In this guide, I will set up a pipeline to extract data from Google Analytics (using a Singer tap) and feeding that into Google BigQuery (using a Singer target).

Installing the GA Tap and BigQuery Target

The first step will be to install the required Singer tap and target in the project directory. I strongly recommend installing each tap and target inside their own Python virtual environments to prevent any compatibility issues for packages’ dependencies.

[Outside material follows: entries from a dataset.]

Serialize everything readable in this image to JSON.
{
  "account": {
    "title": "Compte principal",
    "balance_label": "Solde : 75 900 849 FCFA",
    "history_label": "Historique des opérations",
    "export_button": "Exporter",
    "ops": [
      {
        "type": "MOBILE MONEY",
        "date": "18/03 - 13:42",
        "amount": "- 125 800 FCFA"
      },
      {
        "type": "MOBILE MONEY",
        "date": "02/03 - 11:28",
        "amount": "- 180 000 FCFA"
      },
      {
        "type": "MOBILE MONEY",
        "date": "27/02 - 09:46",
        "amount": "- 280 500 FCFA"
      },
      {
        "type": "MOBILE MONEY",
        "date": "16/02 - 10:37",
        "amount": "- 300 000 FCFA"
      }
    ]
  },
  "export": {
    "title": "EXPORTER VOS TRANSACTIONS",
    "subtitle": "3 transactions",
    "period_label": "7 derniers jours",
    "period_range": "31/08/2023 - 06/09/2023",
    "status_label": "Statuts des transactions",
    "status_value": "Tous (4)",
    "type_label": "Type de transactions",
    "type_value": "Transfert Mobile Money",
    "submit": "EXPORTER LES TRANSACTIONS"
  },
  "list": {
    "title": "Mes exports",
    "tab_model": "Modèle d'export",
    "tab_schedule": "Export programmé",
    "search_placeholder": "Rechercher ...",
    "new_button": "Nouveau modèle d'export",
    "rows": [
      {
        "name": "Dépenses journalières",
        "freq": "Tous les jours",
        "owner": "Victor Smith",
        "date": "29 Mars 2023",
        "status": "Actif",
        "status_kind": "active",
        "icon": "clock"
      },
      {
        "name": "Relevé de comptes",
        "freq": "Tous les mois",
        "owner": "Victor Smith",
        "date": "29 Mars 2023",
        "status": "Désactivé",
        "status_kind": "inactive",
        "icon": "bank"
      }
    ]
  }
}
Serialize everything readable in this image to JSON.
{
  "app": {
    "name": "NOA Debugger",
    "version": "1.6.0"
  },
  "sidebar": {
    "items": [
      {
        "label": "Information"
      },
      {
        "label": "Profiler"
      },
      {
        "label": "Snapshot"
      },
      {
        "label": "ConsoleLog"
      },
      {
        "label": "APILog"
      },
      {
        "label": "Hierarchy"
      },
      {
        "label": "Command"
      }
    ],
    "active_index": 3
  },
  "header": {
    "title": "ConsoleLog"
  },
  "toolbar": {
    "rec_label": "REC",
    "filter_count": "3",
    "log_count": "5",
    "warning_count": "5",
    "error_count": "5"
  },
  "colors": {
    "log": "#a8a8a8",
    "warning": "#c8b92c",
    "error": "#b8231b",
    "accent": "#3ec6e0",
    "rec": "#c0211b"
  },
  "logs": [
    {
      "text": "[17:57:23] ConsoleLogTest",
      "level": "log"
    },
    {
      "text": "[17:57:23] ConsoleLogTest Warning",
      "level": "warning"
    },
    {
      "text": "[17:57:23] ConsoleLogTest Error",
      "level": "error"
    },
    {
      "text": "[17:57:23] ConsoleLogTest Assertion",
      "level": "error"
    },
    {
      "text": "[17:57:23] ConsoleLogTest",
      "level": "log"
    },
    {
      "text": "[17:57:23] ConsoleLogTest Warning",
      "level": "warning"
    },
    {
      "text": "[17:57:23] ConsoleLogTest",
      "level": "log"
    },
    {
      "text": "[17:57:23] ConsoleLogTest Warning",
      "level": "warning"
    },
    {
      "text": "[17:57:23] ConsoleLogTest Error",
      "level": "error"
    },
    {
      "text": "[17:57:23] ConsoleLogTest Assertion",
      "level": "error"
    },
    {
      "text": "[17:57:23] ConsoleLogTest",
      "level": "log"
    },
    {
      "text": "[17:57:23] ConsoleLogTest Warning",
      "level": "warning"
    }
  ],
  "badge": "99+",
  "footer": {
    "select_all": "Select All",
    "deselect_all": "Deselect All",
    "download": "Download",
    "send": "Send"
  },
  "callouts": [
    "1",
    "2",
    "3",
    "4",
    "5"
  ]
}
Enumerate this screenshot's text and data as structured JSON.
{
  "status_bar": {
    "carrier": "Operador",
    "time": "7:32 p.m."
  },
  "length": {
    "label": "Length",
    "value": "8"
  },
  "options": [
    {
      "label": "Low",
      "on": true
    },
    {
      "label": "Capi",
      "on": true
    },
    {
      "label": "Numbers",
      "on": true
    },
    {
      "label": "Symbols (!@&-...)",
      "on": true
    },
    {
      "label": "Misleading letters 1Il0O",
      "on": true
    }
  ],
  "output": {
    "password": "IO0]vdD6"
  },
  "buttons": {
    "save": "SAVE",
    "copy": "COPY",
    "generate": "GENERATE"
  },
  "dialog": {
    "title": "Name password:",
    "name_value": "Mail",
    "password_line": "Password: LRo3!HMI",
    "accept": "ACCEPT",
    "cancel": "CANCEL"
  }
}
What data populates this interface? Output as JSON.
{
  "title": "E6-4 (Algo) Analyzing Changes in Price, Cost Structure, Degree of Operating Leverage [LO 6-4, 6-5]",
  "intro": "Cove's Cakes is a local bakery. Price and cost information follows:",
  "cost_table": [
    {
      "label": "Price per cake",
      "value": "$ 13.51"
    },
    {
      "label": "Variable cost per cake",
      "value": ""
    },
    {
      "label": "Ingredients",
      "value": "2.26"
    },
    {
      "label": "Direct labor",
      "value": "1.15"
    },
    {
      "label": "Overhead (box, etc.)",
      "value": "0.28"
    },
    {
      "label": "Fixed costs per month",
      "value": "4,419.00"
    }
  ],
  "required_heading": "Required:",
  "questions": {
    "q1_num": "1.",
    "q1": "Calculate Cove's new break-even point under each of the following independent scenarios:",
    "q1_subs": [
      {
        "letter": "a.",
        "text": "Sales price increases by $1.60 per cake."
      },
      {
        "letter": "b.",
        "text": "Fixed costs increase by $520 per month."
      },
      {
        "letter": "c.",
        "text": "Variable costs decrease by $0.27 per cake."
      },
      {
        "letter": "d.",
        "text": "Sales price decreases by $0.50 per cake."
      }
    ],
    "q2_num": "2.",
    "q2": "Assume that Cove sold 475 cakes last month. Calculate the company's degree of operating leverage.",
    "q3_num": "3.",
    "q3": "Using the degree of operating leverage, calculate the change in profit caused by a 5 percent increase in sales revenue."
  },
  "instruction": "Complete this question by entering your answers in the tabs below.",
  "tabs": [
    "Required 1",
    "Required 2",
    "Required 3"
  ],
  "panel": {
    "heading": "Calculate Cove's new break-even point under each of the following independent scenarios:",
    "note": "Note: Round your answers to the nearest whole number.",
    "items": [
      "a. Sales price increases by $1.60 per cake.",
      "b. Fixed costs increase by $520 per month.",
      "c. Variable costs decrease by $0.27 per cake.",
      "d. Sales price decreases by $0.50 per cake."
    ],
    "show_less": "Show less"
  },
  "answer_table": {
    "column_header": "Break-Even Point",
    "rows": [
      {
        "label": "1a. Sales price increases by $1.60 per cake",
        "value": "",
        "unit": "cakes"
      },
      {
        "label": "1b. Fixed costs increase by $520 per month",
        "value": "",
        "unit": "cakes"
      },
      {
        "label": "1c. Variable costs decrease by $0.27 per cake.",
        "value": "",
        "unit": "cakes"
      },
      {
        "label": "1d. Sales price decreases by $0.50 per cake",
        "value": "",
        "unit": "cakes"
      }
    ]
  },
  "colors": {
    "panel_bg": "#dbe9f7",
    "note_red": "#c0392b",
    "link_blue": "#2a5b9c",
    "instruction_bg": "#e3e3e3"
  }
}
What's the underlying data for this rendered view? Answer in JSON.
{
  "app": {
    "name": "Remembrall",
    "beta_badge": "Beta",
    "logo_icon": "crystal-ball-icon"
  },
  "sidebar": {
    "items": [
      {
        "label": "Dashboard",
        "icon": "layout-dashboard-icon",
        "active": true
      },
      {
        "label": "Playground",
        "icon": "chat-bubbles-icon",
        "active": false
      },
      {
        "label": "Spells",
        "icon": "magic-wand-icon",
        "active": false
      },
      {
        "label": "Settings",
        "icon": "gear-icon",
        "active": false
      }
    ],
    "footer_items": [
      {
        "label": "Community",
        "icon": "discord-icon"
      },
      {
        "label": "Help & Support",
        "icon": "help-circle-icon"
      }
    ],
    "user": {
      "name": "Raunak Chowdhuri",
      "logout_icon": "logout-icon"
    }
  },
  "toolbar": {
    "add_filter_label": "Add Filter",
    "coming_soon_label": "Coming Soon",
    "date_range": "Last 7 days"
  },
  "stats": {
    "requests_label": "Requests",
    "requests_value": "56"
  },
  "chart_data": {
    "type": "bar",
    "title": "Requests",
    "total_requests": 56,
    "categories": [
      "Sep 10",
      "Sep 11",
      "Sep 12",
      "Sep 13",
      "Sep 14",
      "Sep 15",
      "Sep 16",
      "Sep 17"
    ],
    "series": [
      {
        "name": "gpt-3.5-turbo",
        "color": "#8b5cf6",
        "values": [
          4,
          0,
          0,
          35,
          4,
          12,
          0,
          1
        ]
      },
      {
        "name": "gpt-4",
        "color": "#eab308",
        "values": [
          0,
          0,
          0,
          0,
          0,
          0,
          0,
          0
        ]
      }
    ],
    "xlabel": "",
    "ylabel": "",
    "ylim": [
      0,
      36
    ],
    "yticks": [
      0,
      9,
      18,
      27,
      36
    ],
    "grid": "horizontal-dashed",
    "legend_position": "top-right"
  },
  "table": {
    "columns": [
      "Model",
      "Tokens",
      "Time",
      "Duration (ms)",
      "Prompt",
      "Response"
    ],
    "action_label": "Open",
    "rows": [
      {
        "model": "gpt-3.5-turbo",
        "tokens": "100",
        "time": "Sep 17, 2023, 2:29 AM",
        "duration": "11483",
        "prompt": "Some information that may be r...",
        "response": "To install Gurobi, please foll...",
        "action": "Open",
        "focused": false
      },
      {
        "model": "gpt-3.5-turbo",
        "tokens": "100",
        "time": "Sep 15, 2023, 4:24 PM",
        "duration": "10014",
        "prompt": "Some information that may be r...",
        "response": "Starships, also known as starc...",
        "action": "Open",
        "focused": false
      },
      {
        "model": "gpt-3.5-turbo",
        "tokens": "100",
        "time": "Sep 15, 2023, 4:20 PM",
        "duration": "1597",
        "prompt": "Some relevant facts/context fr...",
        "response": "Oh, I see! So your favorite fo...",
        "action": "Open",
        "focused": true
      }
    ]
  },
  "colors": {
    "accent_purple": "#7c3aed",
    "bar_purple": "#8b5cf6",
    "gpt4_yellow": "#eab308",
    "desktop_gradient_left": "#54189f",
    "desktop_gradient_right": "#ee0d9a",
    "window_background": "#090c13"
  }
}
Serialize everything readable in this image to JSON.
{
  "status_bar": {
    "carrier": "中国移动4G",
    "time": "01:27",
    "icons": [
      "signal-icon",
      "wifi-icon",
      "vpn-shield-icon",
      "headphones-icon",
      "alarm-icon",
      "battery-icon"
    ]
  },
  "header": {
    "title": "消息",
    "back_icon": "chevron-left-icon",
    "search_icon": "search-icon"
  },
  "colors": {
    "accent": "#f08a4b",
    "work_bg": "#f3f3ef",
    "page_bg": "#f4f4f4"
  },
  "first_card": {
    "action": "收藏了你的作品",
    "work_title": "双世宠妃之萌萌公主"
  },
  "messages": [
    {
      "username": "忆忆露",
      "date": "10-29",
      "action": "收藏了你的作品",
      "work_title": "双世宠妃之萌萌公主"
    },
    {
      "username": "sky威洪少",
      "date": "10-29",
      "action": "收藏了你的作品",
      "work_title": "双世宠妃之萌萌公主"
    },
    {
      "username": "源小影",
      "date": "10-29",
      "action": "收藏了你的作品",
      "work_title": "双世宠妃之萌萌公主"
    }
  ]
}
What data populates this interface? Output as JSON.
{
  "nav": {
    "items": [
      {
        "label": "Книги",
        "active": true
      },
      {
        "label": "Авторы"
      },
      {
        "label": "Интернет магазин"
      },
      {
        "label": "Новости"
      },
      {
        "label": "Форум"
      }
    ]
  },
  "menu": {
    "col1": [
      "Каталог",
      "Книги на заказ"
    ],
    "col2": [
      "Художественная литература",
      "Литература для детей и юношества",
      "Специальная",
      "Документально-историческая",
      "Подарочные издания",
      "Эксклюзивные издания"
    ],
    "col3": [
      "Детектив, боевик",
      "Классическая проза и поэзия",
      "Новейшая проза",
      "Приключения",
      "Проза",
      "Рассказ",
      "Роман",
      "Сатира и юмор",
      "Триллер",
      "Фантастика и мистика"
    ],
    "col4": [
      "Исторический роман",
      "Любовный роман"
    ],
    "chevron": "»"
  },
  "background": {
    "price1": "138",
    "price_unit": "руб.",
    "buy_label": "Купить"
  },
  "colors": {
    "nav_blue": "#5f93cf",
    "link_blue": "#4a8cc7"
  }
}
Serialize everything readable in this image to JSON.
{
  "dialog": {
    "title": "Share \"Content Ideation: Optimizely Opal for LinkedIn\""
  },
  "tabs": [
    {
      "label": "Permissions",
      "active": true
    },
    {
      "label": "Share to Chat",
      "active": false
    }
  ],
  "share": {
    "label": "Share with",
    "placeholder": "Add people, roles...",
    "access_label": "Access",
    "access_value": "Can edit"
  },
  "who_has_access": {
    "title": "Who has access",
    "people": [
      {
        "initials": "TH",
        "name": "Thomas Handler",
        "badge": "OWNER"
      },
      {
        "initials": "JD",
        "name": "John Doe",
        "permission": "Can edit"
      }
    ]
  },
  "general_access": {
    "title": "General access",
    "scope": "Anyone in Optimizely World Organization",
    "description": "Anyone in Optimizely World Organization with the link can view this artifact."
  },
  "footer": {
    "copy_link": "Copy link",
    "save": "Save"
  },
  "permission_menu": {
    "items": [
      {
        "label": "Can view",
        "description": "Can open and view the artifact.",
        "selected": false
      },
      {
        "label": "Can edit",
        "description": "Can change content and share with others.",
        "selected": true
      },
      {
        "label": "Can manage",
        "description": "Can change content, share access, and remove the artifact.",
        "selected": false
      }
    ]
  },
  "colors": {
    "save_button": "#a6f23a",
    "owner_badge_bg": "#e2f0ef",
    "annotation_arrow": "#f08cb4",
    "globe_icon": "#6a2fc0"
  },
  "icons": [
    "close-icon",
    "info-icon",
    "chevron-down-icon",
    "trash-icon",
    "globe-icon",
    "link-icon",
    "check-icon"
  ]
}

For this exercise, I will use the GA tap and BigQuery target I’ve developed. Both packages require Python 3.8, so make sure you have it installed in your system.

1python -m venv env-tap
2source env-tap/bin/activate
3pip install --upgrade git+https://github.com/saidtezel/tap-google-analytics.git
4deactivate
5
6python -m venv env-target
7source env-target/bin/activate
8pip install --upgrade git+https://github.com/saidtezel/target-google-bigquery.git
9deactivate

Configure Tap/Config Settings

Next step is to create the necessary config files for tap and target, and place it in the project directory.

Tap Config

For Google Analytics tap, we will need two files:

  • A tap-config.json file that will define the GA specific parameters
  • A service-account.json file that will authenticate the GA API. You can follow the guide here to create a Service Account and create a key file in JSON format. You will also need to ensure that the email address for the service account is added to your GA account with view permission on the property.

For tap-config.json file, there are a few different parameters you can tinker with, details for which you can find on the Github repo. At the bare minimum, however, you’ll need three parameters.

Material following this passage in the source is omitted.